The electrolytic copper plating method described. 4. A phosphorus-containing copper anode for electrolytic copper plating, wherein the phosphorus-containing copper anode has a crystal grain size of 1500 μm.
A phosphorous copper anode for electrolytic copper plating, which is (super) to 20000 μm. 5. The phosphorus content of the phosphorus-containing copper anode is 50 to 50.

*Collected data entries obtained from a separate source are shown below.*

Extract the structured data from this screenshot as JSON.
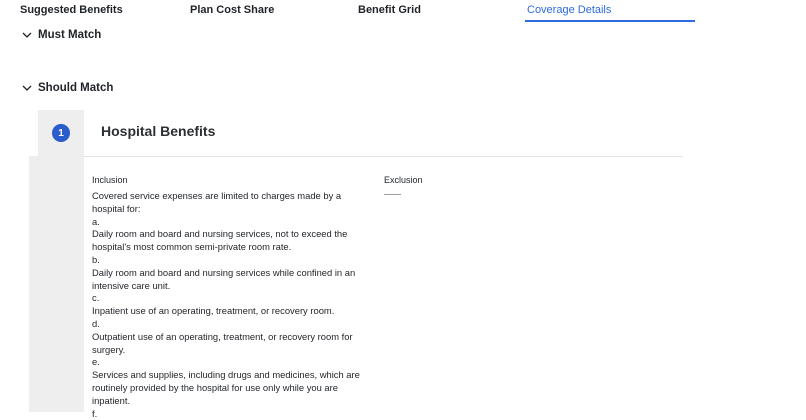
{
  "tabs": [
    {
      "label": "Suggested Benefits",
      "active": false
    },
    {
      "label": "Plan Cost Share",
      "active": false
    },
    {
      "label": "Benefit Grid",
      "active": false
    },
    {
      "label": "Coverage Details",
      "active": true
    }
  ],
  "colors": {
    "accent": "#2f6ae0",
    "badge": "#2a5ccc",
    "rail": "#eeeeee"
  },
  "sections": {
    "must_match": {
      "label": "Must Match",
      "icon": "chevron-down-icon"
    },
    "should_match": {
      "label": "Should Match",
      "icon": "chevron-down-icon"
    }
  },
  "benefit": {
    "number": "1",
    "title": "Hospital Benefits",
    "inclusion_label": "Inclusion",
    "exclusion_label": "Exclusion",
    "exclusion_value": "——",
    "inclusion_lines": [
      "Covered service expenses are limited to charges made by a hospital for:",
      "a.",
      "Daily room and board and nursing services, not to exceed the hospital's most common semi-private room rate.",
      "b.",
      "Daily room and board and nursing services while confined in an intensive care unit.",
      "c.",
      "Inpatient use of an operating, treatment, or recovery room.",
      "d.",
      "Outpatient use of an operating, treatment, or recovery room for surgery.",
      "e.",
      "Services and supplies, including drugs and medicines, which are routinely provided by the hospital for use only while you are inpatient.",
      "f."
    ]
  }
}
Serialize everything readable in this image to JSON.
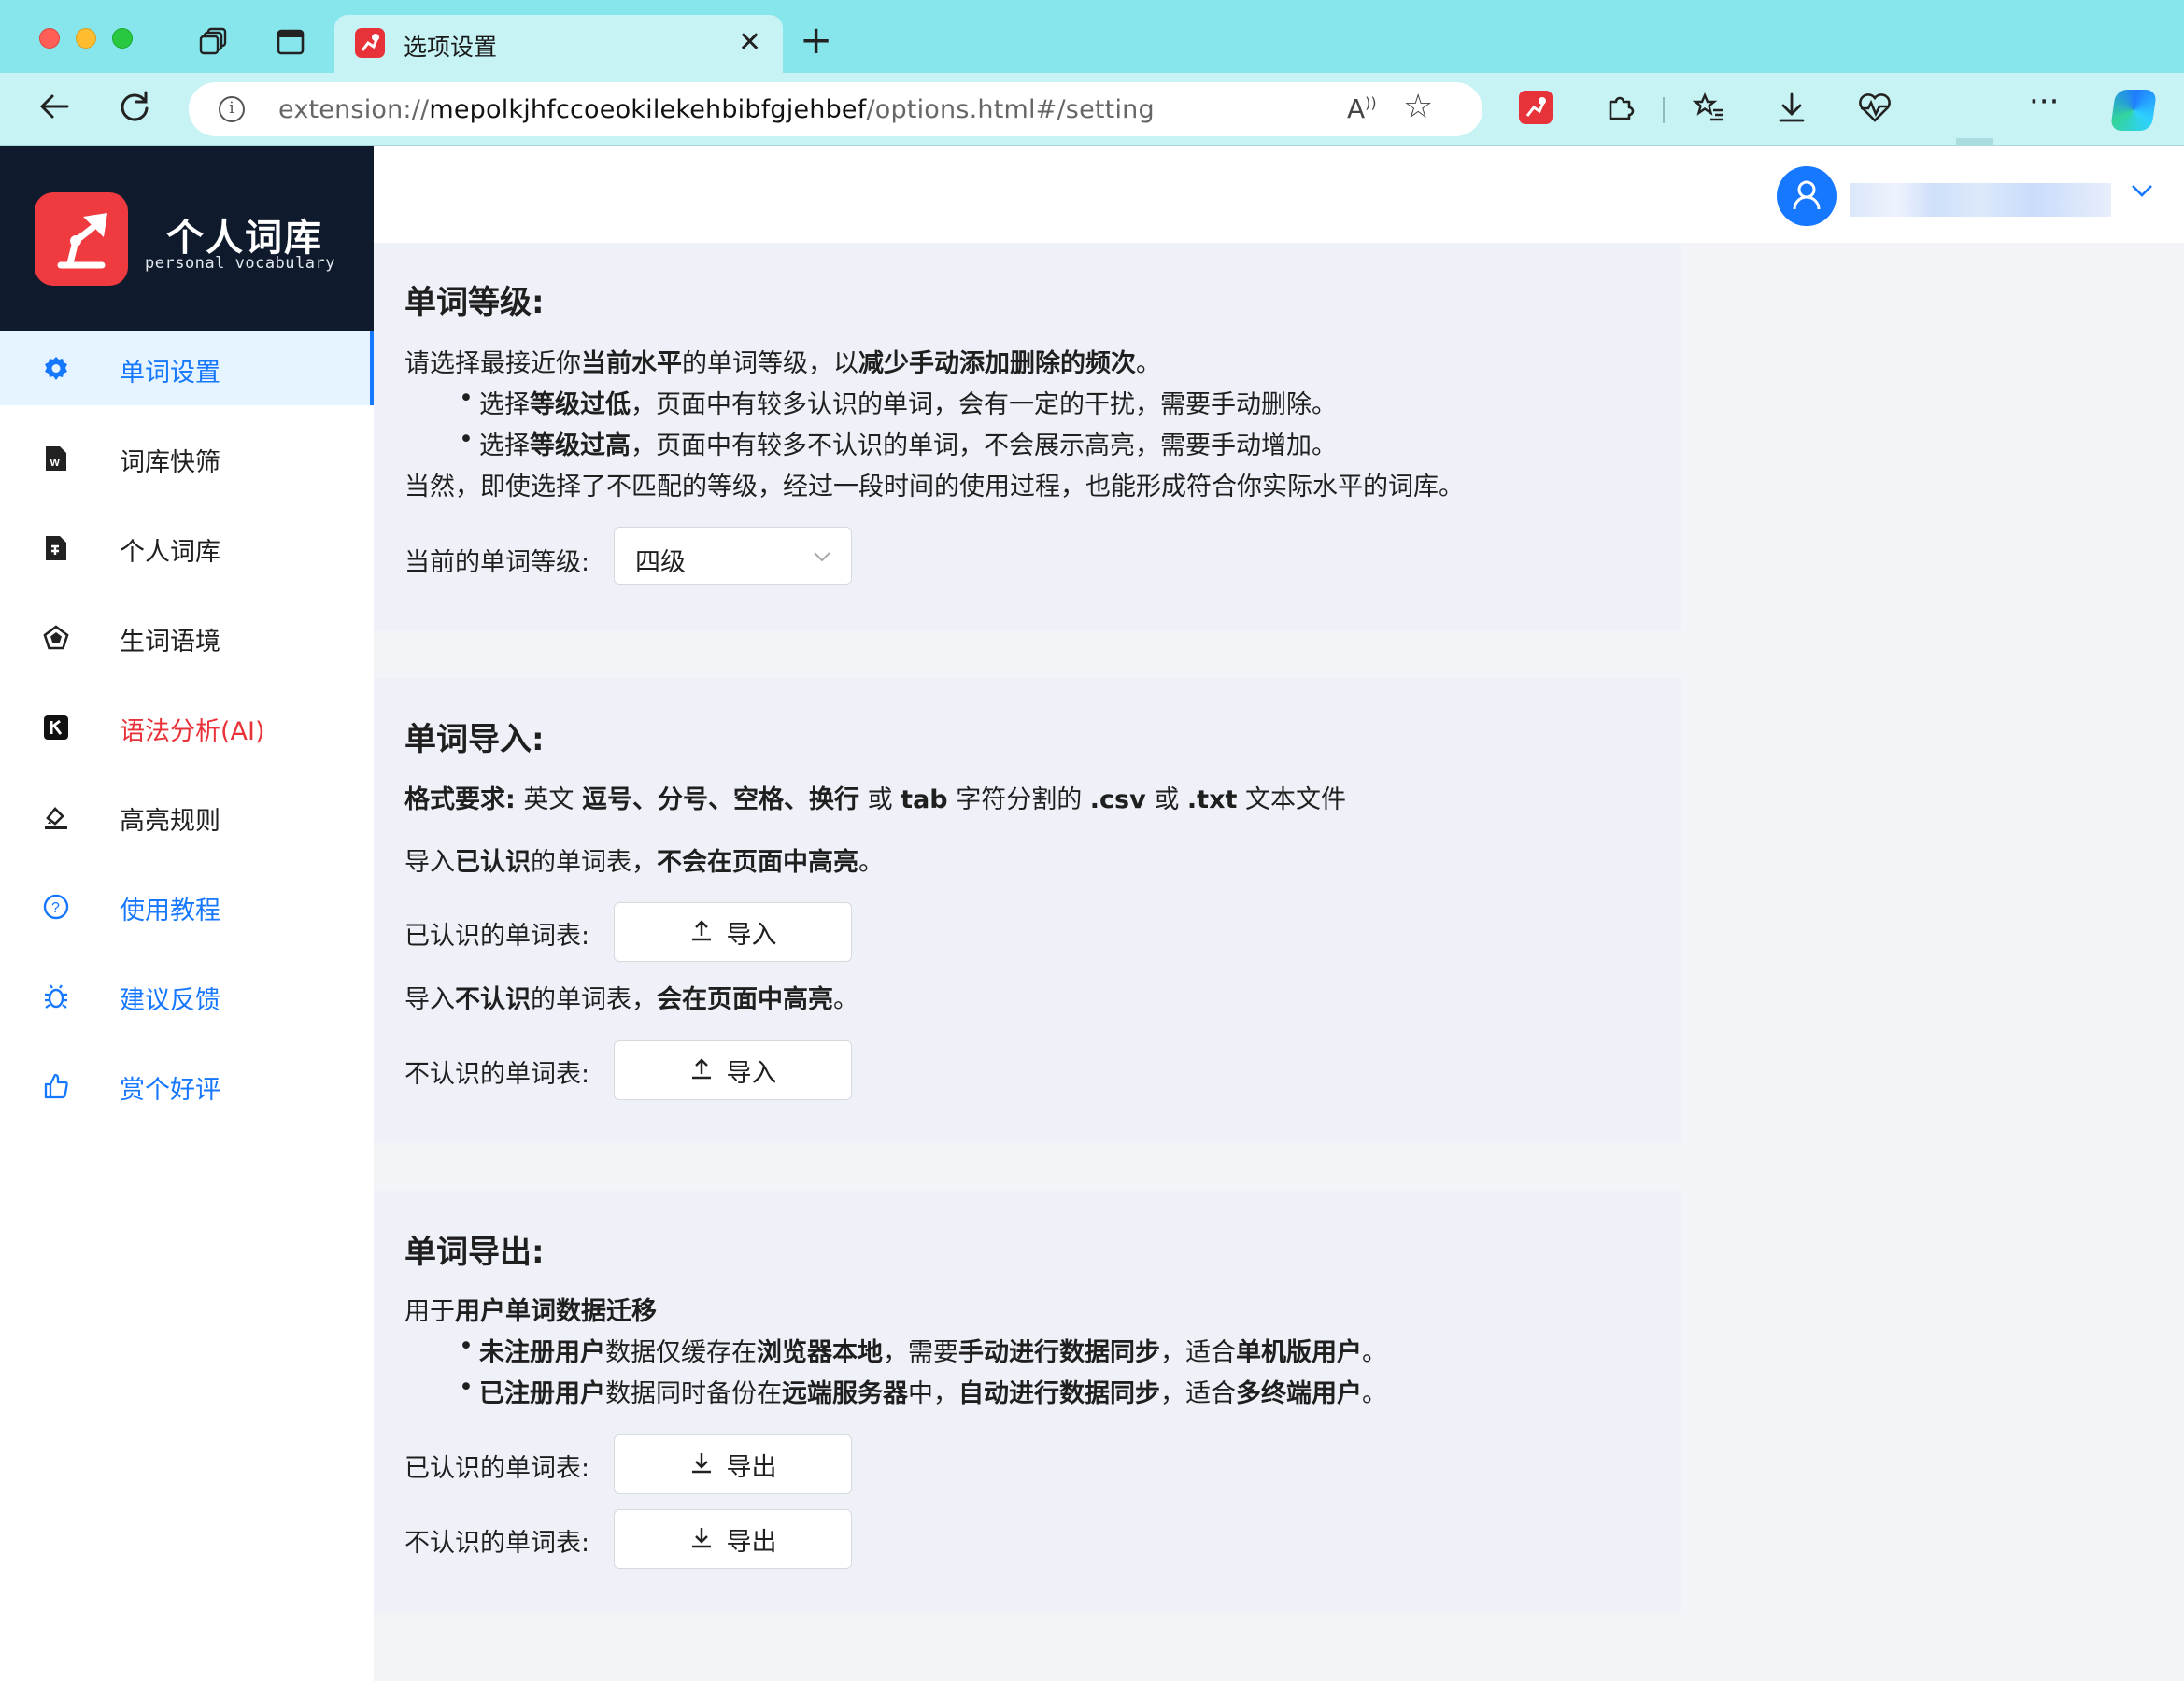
{
  "browser": {
    "tab_title": "选项设置",
    "url_prefix": "extension://",
    "url_host": "mepolkjhfccoeokilekehbibfgjehbef",
    "url_path": "/options.html#/setting"
  },
  "brand": {
    "title": "个人词库",
    "subtitle": "personal vocabulary"
  },
  "sidebar": {
    "items": [
      {
        "label": "单词设置",
        "icon": "gear-icon"
      },
      {
        "label": "词库快筛",
        "icon": "word-document-icon"
      },
      {
        "label": "个人词库",
        "icon": "vocabulary-file-icon"
      },
      {
        "label": "生词语境",
        "icon": "pentagon-context-icon"
      },
      {
        "label": "语法分析(AI)",
        "icon": "ai-grammar-icon"
      },
      {
        "label": "高亮规则",
        "icon": "highlighter-icon"
      },
      {
        "label": "使用教程",
        "icon": "question-circle-icon"
      },
      {
        "label": "建议反馈",
        "icon": "bug-icon"
      },
      {
        "label": "赏个好评",
        "icon": "thumbs-up-icon"
      }
    ]
  },
  "level": {
    "title": "单词等级:",
    "intro_a": "请选择最接近你",
    "intro_b": "当前水平",
    "intro_c": "的单词等级，以",
    "intro_d": "减少手动添加删除的频次",
    "intro_e": "。",
    "b1_a": "选择",
    "b1_b": "等级过低",
    "b1_c": "，页面中有较多认识的单词，会有一定的干扰，需要手动删除。",
    "b2_a": "选择",
    "b2_b": "等级过高",
    "b2_c": "，页面中有较多不认识的单词，不会展示高亮，需要手动增加。",
    "note": "当然，即使选择了不匹配的等级，经过一段时间的使用过程，也能形成符合你实际水平的词库。",
    "select_label": "当前的单词等级:",
    "select_value": "四级"
  },
  "import": {
    "title": "单词导入:",
    "fmt_a": "格式要求:",
    "fmt_b": " 英文 ",
    "fmt_c": "逗号、分号、空格、换行",
    "fmt_d": " 或 ",
    "fmt_e": "tab",
    "fmt_f": " 字符分割的 ",
    "fmt_g": ".csv",
    "fmt_h": " 或 ",
    "fmt_i": ".txt",
    "fmt_j": " 文本文件",
    "known_a": "导入",
    "known_b": "已认识",
    "known_c": "的单词表，",
    "known_d": "不会在页面中高亮",
    "known_e": "。",
    "known_label": "已认识的单词表:",
    "unknown_a": "导入",
    "unknown_b": "不认识",
    "unknown_c": "的单词表，",
    "unknown_d": "会在页面中高亮",
    "unknown_e": "。",
    "unknown_label": "不认识的单词表:",
    "button_label": "导入"
  },
  "export": {
    "title": "单词导出:",
    "intro_a": "用于",
    "intro_b": "用户单词数据迁移",
    "b1_a": "未注册用户",
    "b1_b": "数据仅缓存在",
    "b1_c": "浏览器本地",
    "b1_d": "，需要",
    "b1_e": "手动进行数据同步",
    "b1_f": "，适合",
    "b1_g": "单机版用户",
    "b1_h": "。",
    "b2_a": "已注册用户",
    "b2_b": "数据同时备份在",
    "b2_c": "远端服务器",
    "b2_d": "中，",
    "b2_e": "自动进行数据同步",
    "b2_f": "，适合",
    "b2_g": "多终端用户",
    "b2_h": "。",
    "known_label": "已认识的单词表:",
    "unknown_label": "不认识的单词表:",
    "button_label": "导出"
  },
  "colors": {
    "accent": "#1677ff",
    "brand_red": "#e8323a",
    "sidebar_dark": "#0f1b2d"
  }
}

The phosphorus-containing copper anode for electrolytic copper plating according to claim 4, which is 2000 wtppm. 6. The phosphorus content of the phosphorus-containing copper anode is 100.
5 to 1000 wtppm.
The phosphorus-containing copper anode for electrolytic copper plating described. 7. The electrolytic copper plating method and the phosphorus-containing copper anode for electrolytic copper plating according to each of claims 1 to 6, which is electrolytic copper plating on a semiconductor wafer. 8. A semiconductor wafer plated with less particles by using the electrolytic copper plating method and the phosphorous copper anode for electrolytic copper plating according to each of claims 1 to 7.